このエピソードからもまた、サーリプッタ尊者が、生身の仏陀という存在とは別に、情報・体系としての「仏教」というものの確立に努め、それによって世間に流布し、後世に伝えることに注力・貢献していたことが伺えるわけである。
言うなれば、生身の仏陀が、あるがままの今ここの現実と常に生身で向き合う対機説法の塊のような、教えの内容を体現する“歩く仏教”のようなお方であったという、史実の生身の存在であるお釈迦様像を歴史推理的にありありと思い描くのが仏随念。法将軍サーリプッタ尊者がいなければ、現代の我々に「仏教」が伝わってはいなかったのだという独自の推理に至るまで頭から離れず思いを馳せているのが法随念。
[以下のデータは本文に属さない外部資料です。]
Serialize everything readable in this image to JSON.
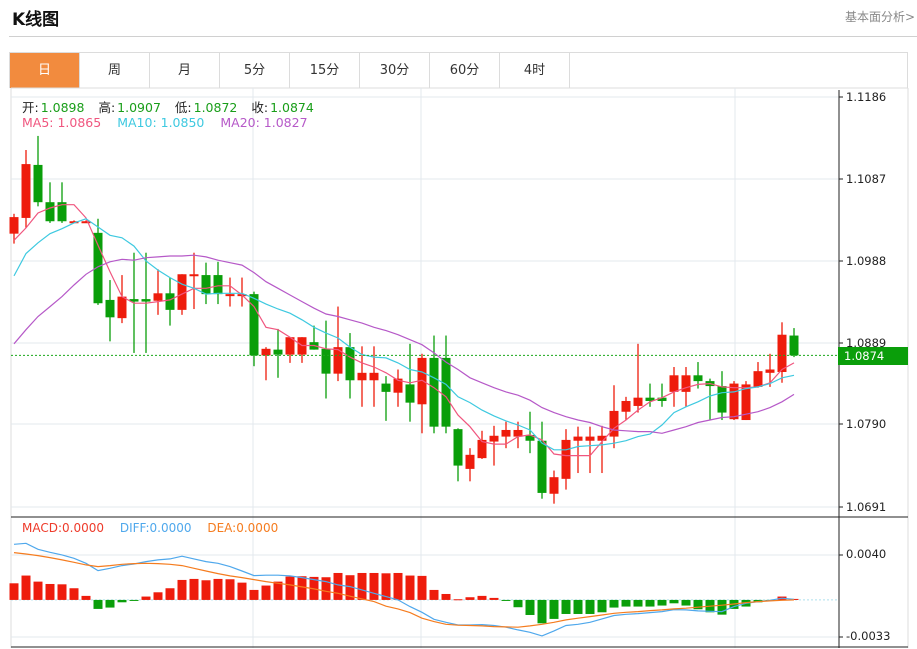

という感じ。
元の話題に戻るが、では、なぜ、アナータピンディカ長者の臨終の説法において、サーリプッタ尊者は、お釈迦様の説法スタンスに逆らうような真似をしたのか? フィクショナル仏教では、これについても、一応の納得行く解答は用意してある。詳細は今は開示しないが、アナータピンディカ長者とお釈迦様との間に親交があった時期と、アナータピンディカ長者の臨終の時期との間には、一定の年月の隔りがあるということ。サーリプッタ尊者は、お釈迦様の在俗信徒に対する説法スタンスのことを知らなかったのである。アナータピンディカ長者に言われて、初めて知ったのである。
僧随念的には、中でも特に重要なのは、サーリプッタ尊者、マハーカッサパ尊者、アーナンダ尊者、ラーフラ尊者、そして(僧にダメージを与えた)デーヴァダッタである。仏典的に、お釈迦様と彼ら弟子たちとの関係は繰り返し述べられているが(ただし常套句的ではある)、弟子たち同士の横の関係性があまり明瞭ではないケースが多い。そのあたりを推理することが、フィクショナル仏教的には重要である。